Counterfeit Bills – Richard Matheson
Mr. William O. Cook decided that afternoon — it was raining and he was coming home from work on the bus — that it would be pleasant to be two people. He was 41 ½, 5’7”, semi-bald, oval-bellied and bored. Schedule depressed him; routine gave him a pain where he lived. If, he envisioned, one only had a spare self, one could assign all the duller activities of life — i.e. clerkship, husbandry, parenthood, etc. — to the double, retaining for one’s own time, more pleasurable doings such as bleacher viewing, saloon haunting, corner ogling and covert visits to Madame Gogarty’s pleasure pavilion across the tracks; except, of course, that, with a double, the visits wouldn’t have to be covert.
Accordingly, Mr. Cook spent four years, six months, two days, $5,228.20, six thousand yards of wiring, three hundred and two radio tubes, a generator, reams of paper, dizzying mentation and the good will of his wife in assembling his duplication machine. This he completed one Sunday afternoon in autumn and, shortly after pot roast dinner with Maude and the five children, made a double of himself.
“Good evening,” he said, extending his hand to the blinking copy.
His double shook hands with him and, shortly after, at Mr. Cook’s request, went upstairs to watch television until bedtime while Mr. Cook climbed out the window over the coal bin, went to the nearest bar, had five fast, celebratory jolts, then took a cab to Madame Gogarty’s where he enjoyed the blandishments of one Delilah Phryne, a red-headed former blonde of some twenty-seven years, thirty-eight inches and diverse talents.
The plan set in motion, life became a song. Until one evening when Mr. Cook’s double cornered him in the cellar work room and demanded surcease with the words, “I can’t stand it anymore, dammit!”
It ensued that he was as bored with that drab portion of Mr. Cook’s life as Mr. Cook himself had been. No amount of reasonable threats prevailed. Faced with the prospect of being exposed by the sullen double, Mr. Cook — after discarding the alternate course of murdering himself by proxy — hit upon the idea of making a second duplicate in order to give the first one a chance to live.
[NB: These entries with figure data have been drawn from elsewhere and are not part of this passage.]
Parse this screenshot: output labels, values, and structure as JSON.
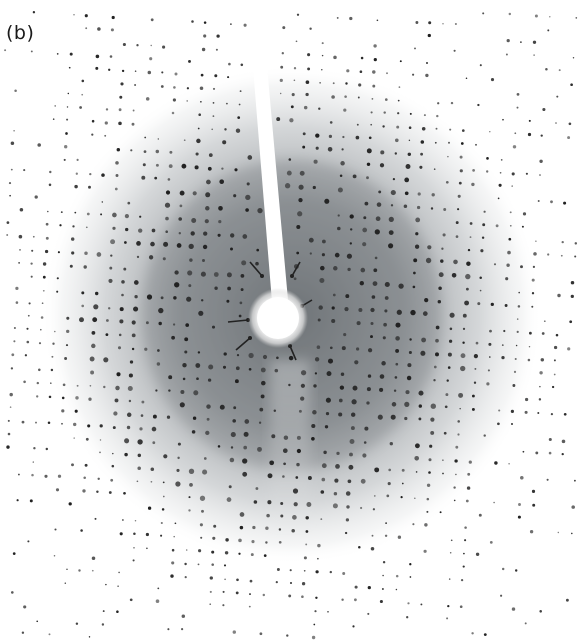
{
  "figure": {
    "panel_label": "(b)",
    "subject": "diffraction-pattern",
    "colors": {
      "background": "#ffffff",
      "halo": "#8a8f93",
      "spot": "#1e1e1e",
      "beam": "#ffffff"
    }
  }
}
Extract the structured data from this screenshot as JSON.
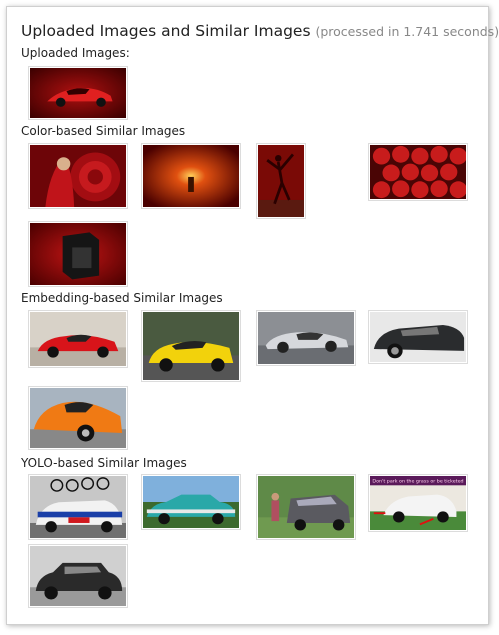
{
  "page": {
    "title": "Uploaded Images and Similar Images",
    "processed_note": "(processed in 1.741 seconds)"
  },
  "sections": [
    {
      "label": "Uploaded Images:"
    },
    {
      "label": "Color-based Similar Images"
    },
    {
      "label": "Embedding-based Similar Images"
    },
    {
      "label": "YOLO-based Similar Images"
    }
  ],
  "yolo_sign_text": "Don't park on the grass or be ticketed"
}
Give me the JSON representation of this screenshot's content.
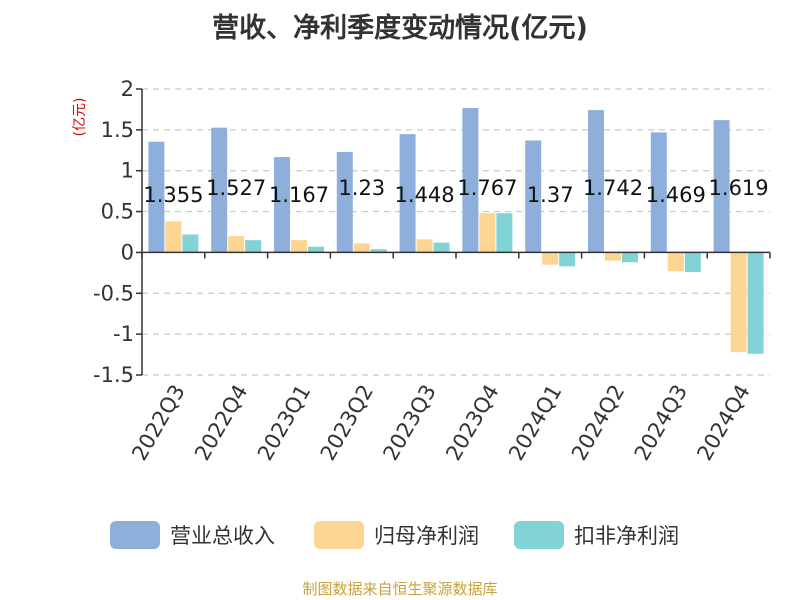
{
  "title": "营收、净利季度变动情况(亿元)",
  "source": "制图数据来自恒生聚源数据库",
  "chart_data": {
    "type": "bar",
    "title": "营收、净利季度变动情况(亿元)",
    "ylabel": "(亿元)",
    "xlabel": "",
    "ylim": [
      -1.5,
      2
    ],
    "yticks": [
      "2",
      "1.5",
      "1",
      "0.5",
      "0",
      "-0.5",
      "-1",
      "-1.5"
    ],
    "ytick_values": [
      2,
      1.5,
      1,
      0.5,
      0,
      -0.5,
      -1,
      -1.5
    ],
    "grid": true,
    "legend_position": "bottom",
    "categories": [
      "2022Q3",
      "2022Q4",
      "2023Q1",
      "2023Q2",
      "2023Q3",
      "2023Q4",
      "2024Q1",
      "2024Q2",
      "2024Q3",
      "2024Q4"
    ],
    "series": [
      {
        "name": "营业总收入",
        "color": "#8eafdc",
        "values": [
          1.355,
          1.527,
          1.167,
          1.23,
          1.448,
          1.767,
          1.37,
          1.742,
          1.469,
          1.619
        ],
        "labels": [
          "1.355",
          "1.527",
          "1.167",
          "1.23",
          "1.448",
          "1.767",
          "1.37",
          "1.742",
          "1.469",
          "1.619"
        ]
      },
      {
        "name": "归母净利润",
        "color": "#fdd592",
        "values": [
          0.38,
          0.2,
          0.15,
          0.11,
          0.16,
          0.48,
          -0.15,
          -0.1,
          -0.23,
          -1.22
        ]
      },
      {
        "name": "扣非净利润",
        "color": "#82d3d6",
        "values": [
          0.22,
          0.15,
          0.07,
          0.04,
          0.12,
          0.48,
          -0.17,
          -0.12,
          -0.24,
          -1.24
        ]
      }
    ]
  }
}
This worked admirably until the second duplicate grew jaded and demanding. Mr. Cook tried to talk the two copies into alternating painful duty with pleasurable diversion; but, quite naturally, the first duplicate refused, enjoying the company of a Miss Gina Bonaroba of Madame Gogarty’s too much to be willing to spend part of his time performing the mundane chores of everyday.
Cornered again, Mr. Cook reluctantly made a third duplicate; then a fourth, a fifth. The city, albeit large, soon became thick with William O. Cooks. He would come upon himself at corners, discover himself asking himself for lights, end up, quite literally, beside himself. Life grew complex. Yet Mr. Cook did not complain. Actually, he rather liked the company of his facsimiles and they often enjoyed quite pleasant bowling parties together. Then, of course, there was always Delilah and her estimable charms.
Which was what, ultimately, brought about the disaster.
One evening, on arriving at Madame Gogarty’s, Mr. Cook found duplicate number seven in the willing arms of Delilah. Protest as the poor girl would that she had no idea it wasn’t him, the infuriated Mr. Cook struck her, then as it were, himself. Meanwhile, down the hall, copy number three had come upon copy number five in the overwhelming embrace of both their favorite, a Miss Gertrude Leman. Another fist battle broke out during which duplicates number two and four arrived and joined in fiercely. The house soon rang with the cries of their composite battlings.
At this juncture, an incensed Madame Gogarty intervened. Following the breaking up of the brawl, she had Mr. Cook and his selves trailed to their house in the suburbs. That night, a trifle before midnight, there was an unexplained explosion in the cellar of that house. Arriving police and firemen found the ruins below strewn with bits mechanical and human. Mr. Cook, amidst hue and cry, was dragged to incarceration; Madame Gogarty was, grimly, satisfied. After all, she used to tell the girls over tea in later years, too many Cooks spoil the brothel.